Be hey gafil… Sen Başkan olduğunu mu sanıyorsun. Git şuradan, sen başkan olmadın. Yalnız başkancılık oynuyorsun. Hani laf aramızda yabancıda değilsin, eşin olmasa o belediyeye girip ayakta duramayacaktın. 3 ay mı desem, 6 ay mı desem, yoksa bir sene mi desem, yoksa hala mı seni belediyeye eşin götürdü ve götürüyor.

Sen eğitimini aldığın öğretmenliği yapamadın. (yapmadın) Ama maaşlarını 13 yıl tıkır tıkır aldın. Çıtır çıtır yedin. Oysa devlet sana gel senden öğretmen yapayım demedi. Sen gittin beni öğretmen yap dedin. Öğretmenliğini “ben inanmadığım devlete hizmet etmem” dedin. (Bunlar devletin kayıtlarında saklı) yapmadın.

Yapma Allah aşkına, daha fazlası bu millete hakaret. Senin nasıl bir insan  olduğunu herkes çok iyi biliyor.

Sen yalnız rol yapıyorsun. (oynuyorsun) Bu çok iyi görülüyor, biz seyirciyiz. Gözümüzden kaçmaz.

Reklamların ilçe sınırlarının en uç noktalarında, bilboardlarda, gördüğün herhangi bir yerde, panoda ve duvarlarda sürekli halkı rahatsız ediyor. Bu bir göz kirliliği, göz rahatsızlığı yaratıyor. Yeter artık. Ne kadar da iyi biliyorsun, reklamsız senden hiç bir şey olmayacağını çok iyi biliyorsun. İlçe sınırlarının en uç noktalarında devasa panolarla, alanlarda keza … Hep reklam.

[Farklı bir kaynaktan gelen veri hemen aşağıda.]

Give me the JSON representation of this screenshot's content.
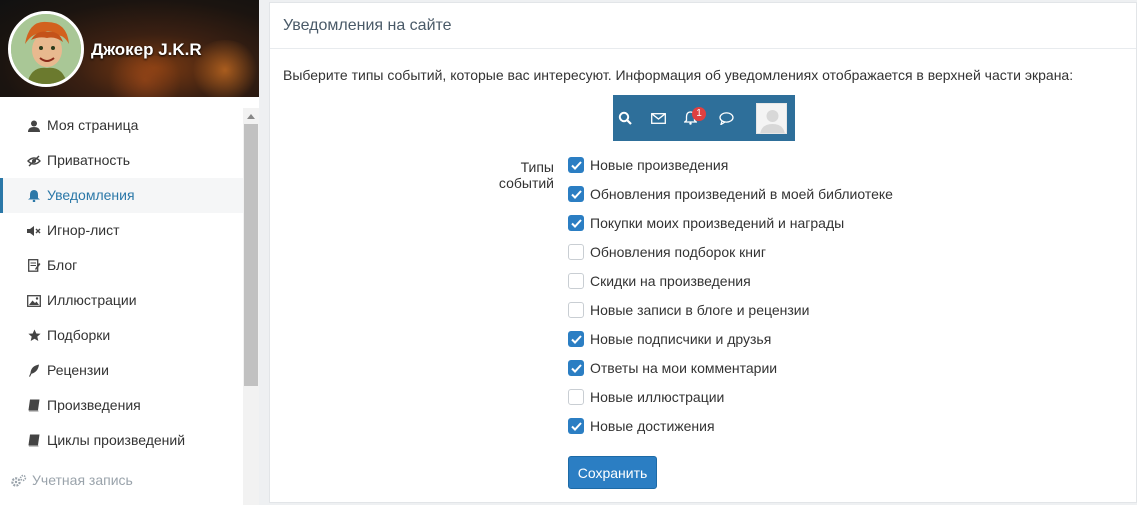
{
  "profile": {
    "name": "Джокер J.K.R"
  },
  "sidebar": {
    "items": [
      {
        "label": "Моя страница",
        "icon": "user-icon",
        "active": false
      },
      {
        "label": "Приватность",
        "icon": "eye-slash-icon",
        "active": false
      },
      {
        "label": "Уведомления",
        "icon": "bell-icon",
        "active": true
      },
      {
        "label": "Игнор-лист",
        "icon": "volume-off-icon",
        "active": false
      },
      {
        "label": "Блог",
        "icon": "edit-note-icon",
        "active": false
      },
      {
        "label": "Иллюстрации",
        "icon": "image-icon",
        "active": false
      },
      {
        "label": "Подборки",
        "icon": "star-icon",
        "active": false
      },
      {
        "label": "Рецензии",
        "icon": "feather-icon",
        "active": false
      },
      {
        "label": "Произведения",
        "icon": "book-icon",
        "active": false
      },
      {
        "label": "Циклы произведений",
        "icon": "book-icon",
        "active": false
      }
    ],
    "account": {
      "label": "Учетная запись",
      "icon": "gears-icon"
    }
  },
  "panel": {
    "title": "Уведомления на сайте",
    "intro": "Выберите типы событий, которые вас интересуют. Информация об уведомлениях отображается в верхней части экрана:",
    "preview": {
      "badge": "1"
    },
    "types_label": "Типы событий",
    "options": [
      {
        "label": "Новые произведения",
        "checked": true
      },
      {
        "label": "Обновления произведений в моей библиотеке",
        "checked": true
      },
      {
        "label": "Покупки моих произведений и награды",
        "checked": true
      },
      {
        "label": "Обновления подборок книг",
        "checked": false
      },
      {
        "label": "Скидки на произведения",
        "checked": false
      },
      {
        "label": "Новые записи в блоге и рецензии",
        "checked": false
      },
      {
        "label": "Новые подписчики и друзья",
        "checked": true
      },
      {
        "label": "Ответы на мои комментарии",
        "checked": true
      },
      {
        "label": "Новые иллюстрации",
        "checked": false
      },
      {
        "label": "Новые достижения",
        "checked": true
      }
    ],
    "save_label": "Сохранить"
  },
  "colors": {
    "accent": "#2b7ec3",
    "active_menu": "#2b78a8",
    "preview_bar": "#2e6f9a",
    "badge": "#e04040"
  }
}
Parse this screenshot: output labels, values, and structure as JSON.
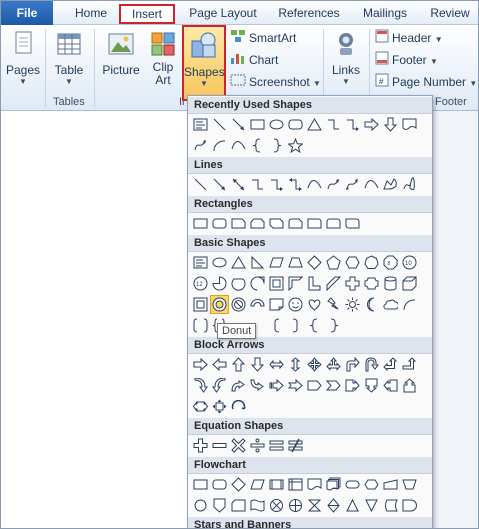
{
  "tabs": [
    "File",
    "Home",
    "Insert",
    "Page Layout",
    "References",
    "Mailings",
    "Review"
  ],
  "ribbon": {
    "pages_label": "Pages",
    "table_label": "Table",
    "tables_group": "Tables",
    "picture_label": "Picture",
    "clipart_label": "Clip\nArt",
    "illustrations_group_partial": "Il",
    "shapes_label": "Shapes",
    "smartart_label": "SmartArt",
    "chart_label": "Chart",
    "screenshot_label": "Screenshot",
    "links_label": "Links",
    "header_label": "Header",
    "footer_label": "Footer",
    "page_number_label": "Page Number",
    "footer_group": "Footer"
  },
  "dropdown": {
    "sections": [
      {
        "title": "Recently Used Shapes",
        "rows": [
          [
            "textbox",
            "line",
            "arrow-line",
            "rectangle",
            "oval",
            "rounded-rect",
            "triangle",
            "elbow",
            "elbow-arrow",
            "right-arrow",
            "down-arrow",
            "flowchart-doc"
          ],
          [
            "curve-arrow",
            "arc",
            "curve",
            "left-brace",
            "right-brace",
            "star"
          ]
        ]
      },
      {
        "title": "Lines",
        "rows": [
          [
            "line",
            "arrow-line",
            "double-arrow",
            "elbow",
            "elbow-arrow",
            "elbow-double",
            "curve",
            "curve-arrow",
            "curve-double",
            "curve",
            "freeform",
            "scribble"
          ]
        ]
      },
      {
        "title": "Rectangles",
        "rows": [
          [
            "rectangle",
            "rounded-rect",
            "snip1",
            "snip2",
            "snip-diag",
            "snip-round",
            "round1",
            "round2",
            "round-diag"
          ]
        ]
      },
      {
        "title": "Basic Shapes",
        "rows": [
          [
            "textbox",
            "oval",
            "triangle",
            "right-triangle",
            "parallelogram",
            "trapezoid",
            "diamond",
            "pentagon",
            "hexagon",
            "heptagon",
            "octagon",
            "decagon"
          ],
          [
            "dodecagon",
            "pie",
            "chord",
            "teardrop",
            "frame",
            "half-frame",
            "l-shape",
            "diag-stripe",
            "cross",
            "plaque",
            "can",
            "cube"
          ],
          [
            "bevel",
            "donut",
            "no-symbol",
            "block-arc",
            "folded-corner",
            "smiley",
            "heart",
            "lightning",
            "sun",
            "moon",
            "cloud",
            "arc"
          ],
          [
            "bracket-pair",
            "brace-pair",
            "blank",
            "blank",
            "left-bracket",
            "right-bracket",
            "left-brace",
            "right-brace"
          ]
        ]
      },
      {
        "title": "Block Arrows",
        "rows": [
          [
            "right-arrow",
            "left-arrow",
            "up-arrow",
            "down-arrow",
            "left-right-arrow",
            "up-down-arrow",
            "quad-arrow",
            "left-right-up",
            "bent-arrow",
            "u-turn",
            "left-up",
            "bent-up"
          ],
          [
            "curved-right",
            "curved-left",
            "curved-up",
            "curved-down",
            "striped-right",
            "notched-right",
            "pentagon-arrow",
            "chevron",
            "right-callout",
            "down-callout",
            "left-callout",
            "up-callout"
          ],
          [
            "left-right-callout",
            "quad-callout",
            "circular-arrow"
          ]
        ]
      },
      {
        "title": "Equation Shapes",
        "rows": [
          [
            "plus",
            "minus",
            "multiply",
            "divide",
            "equal",
            "not-equal"
          ]
        ]
      },
      {
        "title": "Flowchart",
        "rows": [
          [
            "rectangle",
            "rounded-rect",
            "diamond",
            "parallelogram",
            "predefined",
            "internal",
            "flowchart-doc",
            "multidoc",
            "terminator",
            "preparation",
            "manual-input",
            "manual-op"
          ],
          [
            "connector",
            "offpage",
            "card",
            "punched-tape",
            "summing",
            "or",
            "collate",
            "sort",
            "extract",
            "merge",
            "stored-data",
            "delay"
          ]
        ]
      },
      {
        "title": "Stars and Banners",
        "rows": []
      }
    ]
  },
  "tooltip": "Donut",
  "colors": {
    "tab_active_border": "#d0222a",
    "file_tab": "#2a68b8",
    "shapes_highlight": "#f6c65b",
    "section_head_bg": "#dde4ee",
    "shape_stroke": "#2a3f5f"
  }
}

Hele bir tanesi başkanlığının ( taslaklığının) ilk günlerinden beri yerinde durmaktadır. Oysa bunların dakikası dakikasına vergilendirilmeleri söz konusu. İnanmıyorsan Yargıtay içtihatları ile AK Parti Tekirdağ Eski Belediye Başkanı Ahmet Aygün bunları saniyesi saniyesine ödedi, araştırabliirsin.

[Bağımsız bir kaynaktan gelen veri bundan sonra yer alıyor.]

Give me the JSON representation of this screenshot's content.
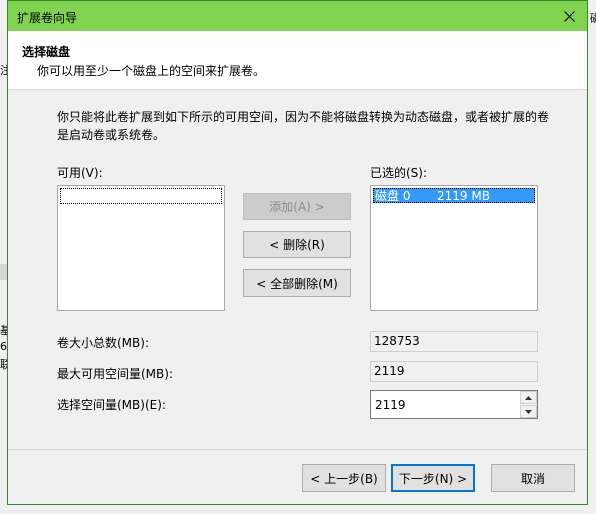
{
  "dialog": {
    "title": "扩展卷向导"
  },
  "header": {
    "title": "选择磁盘",
    "subtitle": "你可以用至少一个磁盘上的空间来扩展卷。"
  },
  "description": "你只能将此卷扩展到如下所示的可用空间，因为不能将磁盘转换为动态磁盘，或者被扩展的卷是启动卷或系统卷。",
  "available": {
    "label": "可用(V):",
    "items": []
  },
  "selected": {
    "label": "已选的(S):",
    "items": [
      {
        "disk": "磁盘 0",
        "size": "2119 MB"
      }
    ]
  },
  "buttons": {
    "add": "添加(A) >",
    "remove": "< 删除(R)",
    "remove_all": "< 全部删除(M)",
    "back": "< 上一步(B)",
    "next": "下一步(N) >",
    "cancel": "取消"
  },
  "fields": {
    "total_label": "卷大小总数(MB):",
    "total_value": "128753",
    "max_label": "最大可用空间量(MB):",
    "max_value": "2119",
    "select_label": "选择空间量(MB)(E):",
    "select_value": "2119"
  },
  "background": {
    "frag_top_right": "磁",
    "frag_left_1": "注",
    "frag_left_2": "基",
    "frag_left_3": "6",
    "frag_left_4": "联"
  }
}
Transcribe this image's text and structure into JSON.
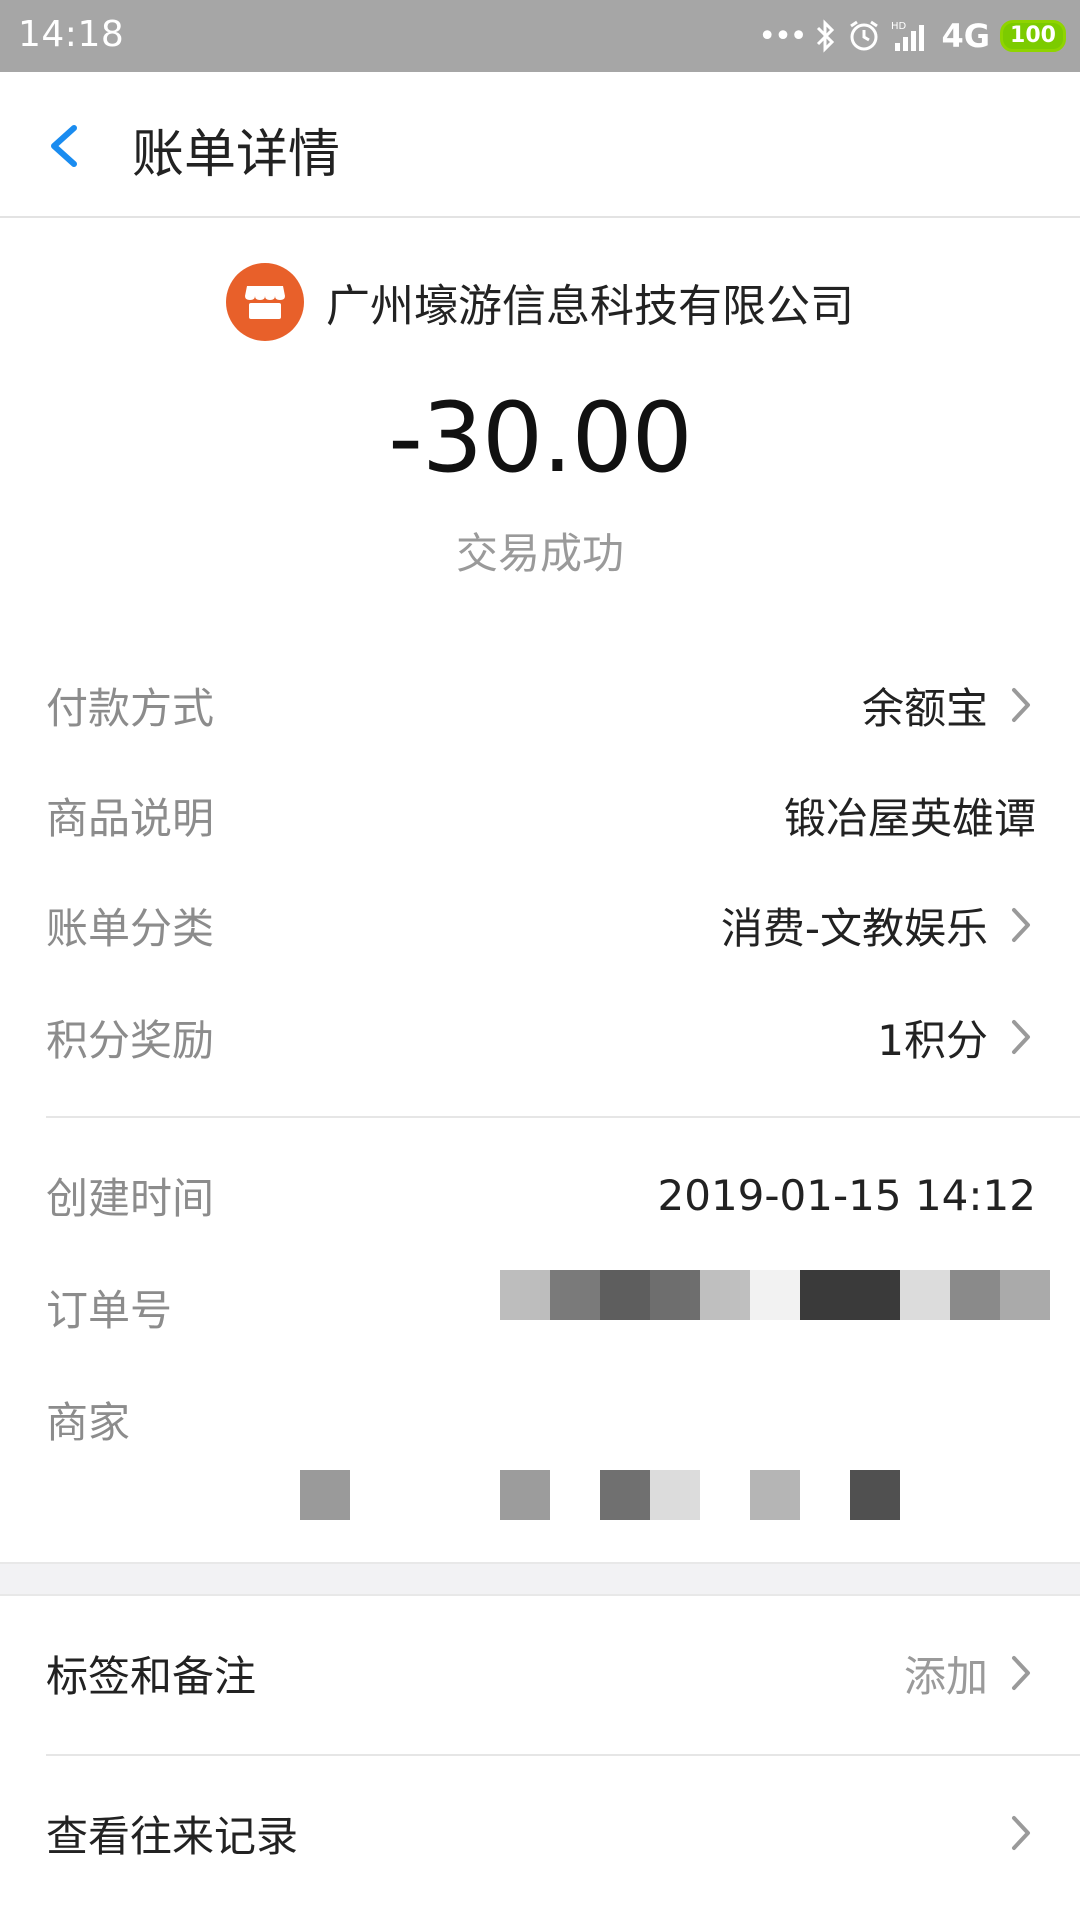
{
  "status_bar": {
    "time": "14:18",
    "network": "4G",
    "battery": "100",
    "hd_label": "HD",
    "icons": [
      "dots-icon",
      "bluetooth-icon",
      "alarm-icon",
      "signal-icon"
    ]
  },
  "header": {
    "title": "账单详情",
    "back_icon": "chevron-left-icon"
  },
  "merchant": {
    "name": "广州壕游信息科技有限公司",
    "logo_icon": "store-icon",
    "logo_color": "#e8602a"
  },
  "transaction": {
    "amount": "-30.00",
    "status": "交易成功"
  },
  "details": [
    {
      "label": "付款方式",
      "value": "余额宝"
    },
    {
      "label": "商品说明",
      "value": "锻冶屋英雄谭"
    },
    {
      "label": "账单分类",
      "value": "消费-文教娱乐"
    },
    {
      "label": "积分奖励",
      "value": "1积分"
    }
  ],
  "meta": [
    {
      "label": "创建时间",
      "value": "2019-01-15 14:12"
    },
    {
      "label": "订单号",
      "value": ""
    },
    {
      "label": "商家",
      "value": ""
    }
  ],
  "actions": [
    {
      "label": "标签和备注",
      "value": "添加"
    },
    {
      "label": "查看往来记录",
      "value": ""
    }
  ],
  "colors": {
    "accent": "#1a8cf0",
    "status_bar_bg": "#a6a6a6",
    "battery_green": "#7ccb00"
  }
}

Ben senin yaptıklarından çok güzel bir belgesel hazırlıyorum. Tamamının çekimlerini yaptırdım. Saniyelerine kadar sürelerini tespit ettirdim. Başkanlığından sonra köşene çekilir, zevkle izlersin. Şimdilik bu kadar, ileride tek tek ayrıntısına gireceğiz. Konuyu daha yakında ele alacağız ve tartışacağız.

Hoşça kal Gafil

Bundan sonra sana tavsiyem kişisel reklamlarını yalnız babanın samanlık duvarına as! O da Göçerler Mahallesi halkı kabul ederse.